National Australia Bank to sell off its $7.2m contemporary art collection next week

Tim Stone, The Art Newspaper, 19 February 2022

After two years of remote work, National Australia Bank (NAB) staff have recently returned to bare office walls as the bank prepares to sell off its corporate art collection.

According to the bank’s chief operating officer, Les Matheson, the collection is no longer “core to our role as a bank”. And over the next 12 months NAB will divest its portfolio of 2,500 works including paintings by Jeffrey Smart, John Olsen, and Howard Arkley at two auction houses—Deutscher and Hackett and Leonard Joel.

But it is the bank's decision to use the proceeds to top up its grant programme for communities affected by climate change that has raised eyebrows.

On Instagram, the prominent Australian artist Ben Quilty pointed out the irony of “one of the biggest financial facilitators of fossil fuel developments” announcing it was “proudly redirecting” funds to help those affected by natural disasters. “This is a bit much” he posted.

For those with an eye on the bank, the perceived gains from the auction are outweighed by the losses.

With a valuation of Aus$10m (US$7.2m), divesting at auction will attract a minimum tax rate of 27.9% under Australian tax law, not to mention the auction houses' fees.

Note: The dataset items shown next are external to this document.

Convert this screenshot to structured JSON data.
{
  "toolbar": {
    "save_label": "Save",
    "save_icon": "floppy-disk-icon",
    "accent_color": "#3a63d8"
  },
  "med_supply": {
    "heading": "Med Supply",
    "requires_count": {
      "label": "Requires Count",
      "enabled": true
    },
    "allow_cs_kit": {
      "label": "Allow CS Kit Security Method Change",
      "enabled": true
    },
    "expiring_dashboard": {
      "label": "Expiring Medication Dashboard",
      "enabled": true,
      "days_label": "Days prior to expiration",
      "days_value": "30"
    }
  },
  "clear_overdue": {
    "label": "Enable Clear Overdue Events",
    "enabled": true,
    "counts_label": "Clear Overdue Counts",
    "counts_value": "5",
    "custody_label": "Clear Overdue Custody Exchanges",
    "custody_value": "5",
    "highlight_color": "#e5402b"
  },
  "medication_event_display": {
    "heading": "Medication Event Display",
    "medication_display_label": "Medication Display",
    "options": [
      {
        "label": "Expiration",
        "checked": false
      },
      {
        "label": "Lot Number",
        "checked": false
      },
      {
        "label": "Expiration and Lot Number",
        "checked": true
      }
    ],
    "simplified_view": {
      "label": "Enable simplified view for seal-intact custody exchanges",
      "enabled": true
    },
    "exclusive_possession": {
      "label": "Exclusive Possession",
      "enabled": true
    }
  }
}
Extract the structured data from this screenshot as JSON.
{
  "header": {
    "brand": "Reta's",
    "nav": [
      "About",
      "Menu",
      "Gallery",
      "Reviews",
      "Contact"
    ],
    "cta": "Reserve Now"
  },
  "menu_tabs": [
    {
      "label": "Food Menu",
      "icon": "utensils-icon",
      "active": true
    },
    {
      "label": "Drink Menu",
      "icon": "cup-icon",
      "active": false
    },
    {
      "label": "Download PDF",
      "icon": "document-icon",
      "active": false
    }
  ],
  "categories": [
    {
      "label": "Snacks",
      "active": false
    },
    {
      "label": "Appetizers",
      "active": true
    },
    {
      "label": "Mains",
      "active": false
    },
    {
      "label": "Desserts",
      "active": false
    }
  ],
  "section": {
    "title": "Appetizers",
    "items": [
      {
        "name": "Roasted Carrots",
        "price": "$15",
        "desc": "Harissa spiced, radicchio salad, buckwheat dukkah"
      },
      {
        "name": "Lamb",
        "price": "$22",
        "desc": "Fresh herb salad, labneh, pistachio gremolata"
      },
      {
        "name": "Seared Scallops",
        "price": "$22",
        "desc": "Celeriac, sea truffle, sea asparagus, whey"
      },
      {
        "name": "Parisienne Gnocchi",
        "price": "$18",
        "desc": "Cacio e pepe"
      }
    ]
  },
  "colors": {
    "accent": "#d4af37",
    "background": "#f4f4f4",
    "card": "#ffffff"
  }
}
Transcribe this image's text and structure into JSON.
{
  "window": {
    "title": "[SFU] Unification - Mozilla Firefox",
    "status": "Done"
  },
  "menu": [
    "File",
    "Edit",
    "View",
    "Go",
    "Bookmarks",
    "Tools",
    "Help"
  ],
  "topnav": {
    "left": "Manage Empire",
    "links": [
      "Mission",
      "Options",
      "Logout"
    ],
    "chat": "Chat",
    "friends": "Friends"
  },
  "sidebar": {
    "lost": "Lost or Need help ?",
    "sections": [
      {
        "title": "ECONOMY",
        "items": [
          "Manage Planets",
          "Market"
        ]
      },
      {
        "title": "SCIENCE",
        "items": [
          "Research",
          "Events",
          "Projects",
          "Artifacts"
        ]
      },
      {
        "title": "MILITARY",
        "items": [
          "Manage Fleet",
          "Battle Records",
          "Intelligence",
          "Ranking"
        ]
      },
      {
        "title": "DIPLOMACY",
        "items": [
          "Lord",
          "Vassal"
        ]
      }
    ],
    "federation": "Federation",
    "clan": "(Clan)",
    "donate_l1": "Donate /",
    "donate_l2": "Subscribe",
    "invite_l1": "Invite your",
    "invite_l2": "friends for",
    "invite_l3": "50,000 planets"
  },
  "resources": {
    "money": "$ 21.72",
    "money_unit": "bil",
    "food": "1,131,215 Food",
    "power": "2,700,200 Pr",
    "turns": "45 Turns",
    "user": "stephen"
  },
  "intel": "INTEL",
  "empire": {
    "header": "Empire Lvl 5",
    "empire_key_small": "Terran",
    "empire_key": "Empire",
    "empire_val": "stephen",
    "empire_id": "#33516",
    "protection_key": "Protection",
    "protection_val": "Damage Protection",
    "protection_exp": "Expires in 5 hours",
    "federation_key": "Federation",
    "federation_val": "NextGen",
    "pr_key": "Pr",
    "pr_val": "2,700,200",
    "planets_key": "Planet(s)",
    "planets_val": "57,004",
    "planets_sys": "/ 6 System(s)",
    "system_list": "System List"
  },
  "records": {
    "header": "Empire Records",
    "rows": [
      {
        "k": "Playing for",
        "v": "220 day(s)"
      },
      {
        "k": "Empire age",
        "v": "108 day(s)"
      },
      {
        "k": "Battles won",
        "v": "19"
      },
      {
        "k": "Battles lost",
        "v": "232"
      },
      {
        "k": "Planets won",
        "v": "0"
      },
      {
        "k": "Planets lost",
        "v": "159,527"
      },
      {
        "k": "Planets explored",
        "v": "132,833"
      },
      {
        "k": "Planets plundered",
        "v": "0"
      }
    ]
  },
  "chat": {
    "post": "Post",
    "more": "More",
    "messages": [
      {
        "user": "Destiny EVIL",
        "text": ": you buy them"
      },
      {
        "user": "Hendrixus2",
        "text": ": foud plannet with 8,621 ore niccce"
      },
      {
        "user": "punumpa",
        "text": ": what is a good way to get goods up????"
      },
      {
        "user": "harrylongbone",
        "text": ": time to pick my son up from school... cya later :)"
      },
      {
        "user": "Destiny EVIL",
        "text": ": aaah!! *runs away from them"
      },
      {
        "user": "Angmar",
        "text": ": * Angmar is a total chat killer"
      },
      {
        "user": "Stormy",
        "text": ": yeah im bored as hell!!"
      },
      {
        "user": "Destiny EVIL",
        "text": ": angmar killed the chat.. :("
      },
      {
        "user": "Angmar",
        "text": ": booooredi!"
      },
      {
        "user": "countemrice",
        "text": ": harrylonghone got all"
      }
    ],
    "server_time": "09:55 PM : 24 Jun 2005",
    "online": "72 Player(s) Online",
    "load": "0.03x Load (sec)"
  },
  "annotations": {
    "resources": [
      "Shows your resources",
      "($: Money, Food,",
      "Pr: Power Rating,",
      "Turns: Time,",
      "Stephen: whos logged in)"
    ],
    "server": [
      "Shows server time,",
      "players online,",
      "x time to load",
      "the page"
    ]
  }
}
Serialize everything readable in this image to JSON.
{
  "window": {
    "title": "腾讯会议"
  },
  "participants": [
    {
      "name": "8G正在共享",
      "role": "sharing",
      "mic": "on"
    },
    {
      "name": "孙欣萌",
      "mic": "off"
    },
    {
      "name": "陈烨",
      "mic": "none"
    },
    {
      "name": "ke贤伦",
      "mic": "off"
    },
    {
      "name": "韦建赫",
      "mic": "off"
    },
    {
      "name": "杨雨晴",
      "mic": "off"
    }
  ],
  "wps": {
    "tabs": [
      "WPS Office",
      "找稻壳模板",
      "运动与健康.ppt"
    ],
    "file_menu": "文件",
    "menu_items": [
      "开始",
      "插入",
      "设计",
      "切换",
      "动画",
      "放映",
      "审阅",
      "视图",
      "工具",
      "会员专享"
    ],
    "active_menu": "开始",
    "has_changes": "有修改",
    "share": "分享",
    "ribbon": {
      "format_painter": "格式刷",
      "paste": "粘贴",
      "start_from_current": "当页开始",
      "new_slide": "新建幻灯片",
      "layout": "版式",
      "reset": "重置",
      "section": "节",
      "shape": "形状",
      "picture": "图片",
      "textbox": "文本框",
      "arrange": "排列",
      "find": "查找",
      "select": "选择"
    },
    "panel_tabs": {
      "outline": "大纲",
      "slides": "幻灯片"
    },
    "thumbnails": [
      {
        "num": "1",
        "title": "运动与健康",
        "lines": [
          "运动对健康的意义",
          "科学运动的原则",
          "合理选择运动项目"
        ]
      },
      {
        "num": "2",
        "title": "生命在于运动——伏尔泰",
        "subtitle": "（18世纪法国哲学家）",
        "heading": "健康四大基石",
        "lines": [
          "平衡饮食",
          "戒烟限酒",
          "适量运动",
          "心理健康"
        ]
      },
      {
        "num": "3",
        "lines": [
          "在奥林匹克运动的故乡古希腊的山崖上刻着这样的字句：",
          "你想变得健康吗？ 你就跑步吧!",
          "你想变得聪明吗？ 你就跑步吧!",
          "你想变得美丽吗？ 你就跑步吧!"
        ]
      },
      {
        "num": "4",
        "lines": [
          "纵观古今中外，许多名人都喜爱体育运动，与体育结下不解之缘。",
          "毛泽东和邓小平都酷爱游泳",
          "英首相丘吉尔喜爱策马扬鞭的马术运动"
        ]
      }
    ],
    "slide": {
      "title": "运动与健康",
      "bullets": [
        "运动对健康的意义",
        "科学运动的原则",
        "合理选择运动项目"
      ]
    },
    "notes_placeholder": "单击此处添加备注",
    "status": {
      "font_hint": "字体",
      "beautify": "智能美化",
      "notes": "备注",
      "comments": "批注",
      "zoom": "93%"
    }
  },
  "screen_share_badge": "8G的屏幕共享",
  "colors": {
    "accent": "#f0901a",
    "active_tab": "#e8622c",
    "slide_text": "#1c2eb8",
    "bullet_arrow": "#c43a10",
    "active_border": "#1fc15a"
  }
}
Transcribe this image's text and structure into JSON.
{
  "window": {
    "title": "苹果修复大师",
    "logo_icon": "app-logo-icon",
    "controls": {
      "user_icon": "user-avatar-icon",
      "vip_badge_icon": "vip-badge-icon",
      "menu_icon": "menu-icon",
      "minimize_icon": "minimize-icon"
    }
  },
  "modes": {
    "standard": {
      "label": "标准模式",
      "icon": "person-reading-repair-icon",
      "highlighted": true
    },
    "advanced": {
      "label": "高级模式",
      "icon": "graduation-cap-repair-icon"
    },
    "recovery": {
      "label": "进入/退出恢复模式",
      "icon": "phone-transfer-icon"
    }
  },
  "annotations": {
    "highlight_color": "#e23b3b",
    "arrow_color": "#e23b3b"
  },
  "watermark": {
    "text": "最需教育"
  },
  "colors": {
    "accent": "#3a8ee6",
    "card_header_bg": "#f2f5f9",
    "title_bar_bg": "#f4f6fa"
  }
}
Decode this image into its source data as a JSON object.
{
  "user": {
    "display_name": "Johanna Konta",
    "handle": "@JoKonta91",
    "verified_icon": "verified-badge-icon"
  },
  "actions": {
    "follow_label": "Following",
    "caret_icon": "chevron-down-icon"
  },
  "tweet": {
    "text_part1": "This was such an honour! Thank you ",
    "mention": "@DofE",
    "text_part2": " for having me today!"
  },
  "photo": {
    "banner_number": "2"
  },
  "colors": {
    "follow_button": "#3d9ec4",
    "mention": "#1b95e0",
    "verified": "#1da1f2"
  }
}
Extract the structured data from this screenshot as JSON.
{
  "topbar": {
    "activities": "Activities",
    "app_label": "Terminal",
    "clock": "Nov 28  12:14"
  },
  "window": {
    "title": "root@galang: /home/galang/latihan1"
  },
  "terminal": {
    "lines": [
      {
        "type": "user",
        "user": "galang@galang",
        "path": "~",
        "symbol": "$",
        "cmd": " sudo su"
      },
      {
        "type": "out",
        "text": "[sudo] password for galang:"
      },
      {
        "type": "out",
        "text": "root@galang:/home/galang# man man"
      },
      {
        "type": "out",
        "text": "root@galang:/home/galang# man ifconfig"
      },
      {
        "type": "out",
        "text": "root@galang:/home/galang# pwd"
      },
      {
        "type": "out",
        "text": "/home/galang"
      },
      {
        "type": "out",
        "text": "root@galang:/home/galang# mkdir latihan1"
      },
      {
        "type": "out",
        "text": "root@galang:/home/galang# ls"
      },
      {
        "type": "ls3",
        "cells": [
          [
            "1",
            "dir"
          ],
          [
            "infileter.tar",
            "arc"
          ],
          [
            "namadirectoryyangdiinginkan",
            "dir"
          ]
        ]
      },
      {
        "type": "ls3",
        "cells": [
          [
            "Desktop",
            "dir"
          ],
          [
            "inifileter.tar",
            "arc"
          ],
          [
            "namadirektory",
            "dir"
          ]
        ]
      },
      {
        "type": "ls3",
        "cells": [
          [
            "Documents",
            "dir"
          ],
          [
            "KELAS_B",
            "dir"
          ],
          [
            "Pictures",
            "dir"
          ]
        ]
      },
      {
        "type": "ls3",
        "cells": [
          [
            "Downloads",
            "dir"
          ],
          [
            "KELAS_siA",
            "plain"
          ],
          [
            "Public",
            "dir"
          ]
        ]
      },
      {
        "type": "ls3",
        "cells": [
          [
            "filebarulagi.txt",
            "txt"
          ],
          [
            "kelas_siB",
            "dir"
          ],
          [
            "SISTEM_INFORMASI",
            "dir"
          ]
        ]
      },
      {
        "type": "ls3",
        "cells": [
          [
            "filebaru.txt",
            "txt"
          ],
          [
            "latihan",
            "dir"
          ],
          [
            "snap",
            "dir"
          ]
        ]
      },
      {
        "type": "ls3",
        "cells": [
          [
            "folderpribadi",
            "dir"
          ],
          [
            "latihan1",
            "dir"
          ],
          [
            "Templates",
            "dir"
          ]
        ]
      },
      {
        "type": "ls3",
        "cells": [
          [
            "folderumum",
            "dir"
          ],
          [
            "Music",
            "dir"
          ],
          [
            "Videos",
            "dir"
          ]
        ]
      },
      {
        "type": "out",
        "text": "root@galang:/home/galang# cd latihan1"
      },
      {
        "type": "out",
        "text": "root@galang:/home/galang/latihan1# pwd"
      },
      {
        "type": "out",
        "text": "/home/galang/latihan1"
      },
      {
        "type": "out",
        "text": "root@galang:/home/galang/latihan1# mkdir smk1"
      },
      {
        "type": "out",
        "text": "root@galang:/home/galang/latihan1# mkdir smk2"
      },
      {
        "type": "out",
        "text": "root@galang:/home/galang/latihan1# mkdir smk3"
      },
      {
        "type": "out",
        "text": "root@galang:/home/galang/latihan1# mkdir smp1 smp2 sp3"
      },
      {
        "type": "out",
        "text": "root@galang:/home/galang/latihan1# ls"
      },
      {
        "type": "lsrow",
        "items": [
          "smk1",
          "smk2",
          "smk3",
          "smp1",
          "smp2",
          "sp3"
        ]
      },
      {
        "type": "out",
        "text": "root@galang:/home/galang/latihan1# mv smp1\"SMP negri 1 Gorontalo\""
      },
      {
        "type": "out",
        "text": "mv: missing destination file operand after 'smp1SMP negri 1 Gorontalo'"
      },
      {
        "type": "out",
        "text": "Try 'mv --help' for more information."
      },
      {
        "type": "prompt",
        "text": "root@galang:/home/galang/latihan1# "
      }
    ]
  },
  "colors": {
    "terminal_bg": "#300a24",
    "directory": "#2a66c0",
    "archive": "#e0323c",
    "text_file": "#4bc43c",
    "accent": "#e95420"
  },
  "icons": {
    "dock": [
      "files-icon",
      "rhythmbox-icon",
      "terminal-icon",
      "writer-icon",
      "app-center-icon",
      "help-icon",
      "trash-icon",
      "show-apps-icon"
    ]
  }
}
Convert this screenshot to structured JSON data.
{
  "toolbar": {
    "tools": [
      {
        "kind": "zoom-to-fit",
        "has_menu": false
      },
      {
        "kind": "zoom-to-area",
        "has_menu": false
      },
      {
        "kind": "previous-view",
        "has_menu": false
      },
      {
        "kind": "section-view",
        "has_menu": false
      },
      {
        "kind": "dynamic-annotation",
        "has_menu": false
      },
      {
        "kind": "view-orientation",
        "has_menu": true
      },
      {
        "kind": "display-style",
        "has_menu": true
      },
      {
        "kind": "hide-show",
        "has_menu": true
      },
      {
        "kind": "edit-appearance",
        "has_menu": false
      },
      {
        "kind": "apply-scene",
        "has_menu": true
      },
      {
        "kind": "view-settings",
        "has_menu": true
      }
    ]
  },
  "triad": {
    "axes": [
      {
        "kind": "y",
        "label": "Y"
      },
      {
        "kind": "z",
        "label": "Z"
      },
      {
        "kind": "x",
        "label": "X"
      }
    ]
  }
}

Had NAB pursued donating the collection to a cultural institution under the Federal Australian Government’s Cultural Gifts Program they stood to gain Aus$10m in tax credits.

Despite the obvious shortcomings, Matheson, who joined NAB in January 2021 from the Royal Bank of Scotland, tells The Art Newspaper he believes an auction is the “fairest method” to sell the collection.

The auction also marks an end to almost 50 years of supporting Australian artists through acquisition, at a time when many are struggling.

For the artist Lesley Dumbrell, whose painting Chinook was purchased by the bank in 1975, the acquisition “meant a lot” and marked a turning point after failing to sell anything in her two first solo exhibitions.

According to former National Gallery of Victoria (NGV) curator Robert Lindsay, the National Bank of Australasia, as it was known until it merged with the Commercial Banking Company of Sydney in 1983, “very much wanted to be a forward-thinking organisation” it acquired “contemporary art to say we are focused on the future.”